We've both learned something about this now.
-
(Hopefully this isn't a second post… looks like I was logged off and had to come back and repost...)
Thanks guys, now I know I'm not crazy (mostly) :) I had the exact same problem as above compounded by the fact I syslog out to a local NAS which, after I disabled IPv6 a bit ago, began churning away 24/7 with all these log messages.I more or less did the same as you did above. Re-enable IPv6 on the Advanced tab and add a manual rule with log OFF to block all IPv6 traffic. Few notes for anyone who comes after:
Thanks in part to this:
https://www.engren.se/2013/04/30/some-pfsense-commands-to-keep-handy/Trying to find the rule that is logging all the messages...
ssh to pfsense
viconfig
The firewall rule we're looking for is not present in this config. Must be generated by whatever reads this config and creates the rules.In the actual runtime rules here:
/tmp/rules.debugThese are the two rules created when System > Advanced > Networking > "Allow IPv6" is unchecked (verified):
Block all IPv6
block in log quick inet6 all tracker 1000000003 label "Block all IPv6"
block out log quick inet6 all tracker 1000000004 label "Block all IPv6"I say verified because I know those two rules are created and deleted when that checkbox is toggled. I do NOT know if there is anything else modified.
If any PFSense folks happen to see these posts, sure would be nice to have an extra option in that Advanced tab to control logging.
-
Found what may be a better solution. Based on this:
https://doc.pfsense.org/index.php/How_can_I_edit_the_PF_rulesetssh to pfsense
vi /etc/inc/filter.inc
Find the two lines following:
$ipfrules .= "block in {$log['block']} quick inet6 all tracker {$increment_tracker($tracker)} label "Block all IPv6"\n";
$ipfrules .= "block out {$log['block']} quick inet6 all tracker {$increment_tracker($tracker)} label "Block all IPv6"\n";
In both of those lines remove the string (and one space):
{$log['block']}
Save and quit viGo back to pfsense UI and
- remove the custom rule we added from previous posts
- uncheck the "Allow IPv6" again
- let pfsense rewrite it's rules
Now those default rules are back in place BUT without the log parameter.
My only question: will this manual modification be overwritten by a PFSense update?
-
Hi,
Just went looking for this sort of thing also and found this:
https://doc.pfsense.org/index.php/Firewall_Logs#Disable_Default_Block_LoggingHopefully this helps?
-
Found what may be a better solution. Based on this:
https://doc.pfsense.org/index.php/How_can_I_edit_the_PF_rulesetThis was very helpful. Thanks!
-
Thanks all for the help in resolving this issue.

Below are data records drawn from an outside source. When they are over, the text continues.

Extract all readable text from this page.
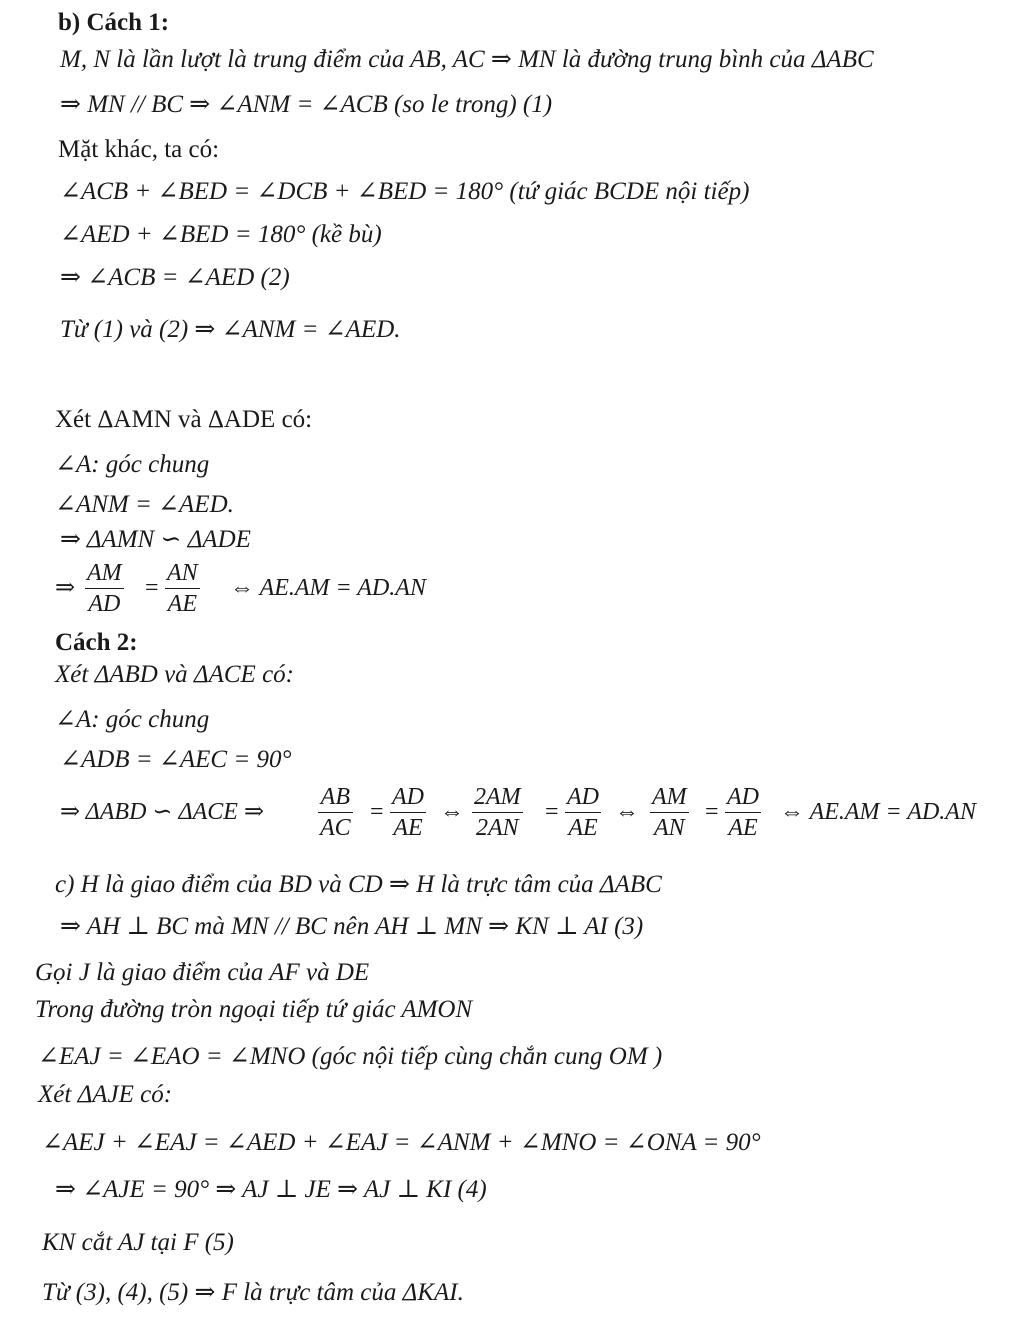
b) Cách 1:
M, N là lần lượt là trung điểm của AB, AC ⇒ MN là đường trung bình của ΔABC
⇒ MN // BC ⇒ ∠ANM = ∠ACB (so le trong) (1)
Mặt khác, ta có:
∠ACB + ∠BED = ∠DCB + ∠BED = 180° (tứ giác BCDE nội tiếp)
∠AED + ∠BED = 180° (kề bù)
⇒ ∠ACB = ∠AED (2)
Từ (1) và (2) ⇒ ∠ANM = ∠AED.
Xét ΔAMN và ΔADE có:
∠A: góc chung
∠ANM = ∠AED.
⇒ ΔAMN ∽ ΔADE
⇒
AM
AD
=
AN
AE
⇔ AE.AM = AD.AN
Cách 2:
Xét ΔABD và ΔACE có:
∠A: góc chung
∠ADB = ∠AEC = 90°
⇒ ΔABD ∽ ΔACE ⇒
AB
AC
=
AD
AE
⇔
2AM
2AN
=
AD
AE
⇔
AM
AN
=
AD
AE
⇔ AE.AM = AD.AN
c) H là giao điểm của BD và CD ⇒ H là trực tâm của ΔABC
⇒ AH ⊥ BC mà MN // BC nên AH ⊥ MN ⇒ KN ⊥ AI (3)
Gọi J là giao điểm của AF và DE
Trong đường tròn ngoại tiếp tứ giác AMON
∠EAJ = ∠EAO = ∠MNO (góc nội tiếp cùng chắn cung OM )
Xét ΔAJE có:
∠AEJ + ∠EAJ = ∠AED + ∠EAJ = ∠ANM + ∠MNO = ∠ONA = 90°
⇒ ∠AJE = 90° ⇒ AJ ⊥ JE ⇒ AJ ⊥ KI (4)
KN cắt AJ tại F (5)
Từ (3), (4), (5) ⇒ F là trực tâm của ΔKAI.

I would like to clear something out , to ask actually:
I had the same issue by being clogged by this ICMPv6 logs. After I checked the box "Allow IPv6" in advance/networking I got rid of the annoyance finally. Now do I need to create a rule manually to block IPv6 traffic (with logging of) so it won enter my WAN ? or since set "IPv6 Configuration Type" to "NONE" on my WAN interface so ipv6 will be still blocked ?
Thanks.
-
Why would you want to block IPv6??? That's what the world is moving to. It's the future of the Internet.
-
It's not moving to good direction then. :)
-
While I can't speak about the specific issues here, both ICMP6 and multicasts are essential parts of IPv6. For example, there is no such thing as broadcasts with IPv6. Instead, there are several types of multicasts, to specific groups. Even ARP has been replaced with solicited node multicasts. One thing that's also used extensively is MTU discovery, which involved ICMP6. MTU discovery is essential, as with IPv6 routers are not allowed to fragment packets. With IPv4, you could set the MTU to whatever and if the packet tried to pass through a router that couldn't handle the MTU, the packet would be fragmented so that the fragments could pass.
I have been running IPv6 for 7 years, including just over a year with pfSense and it works fine.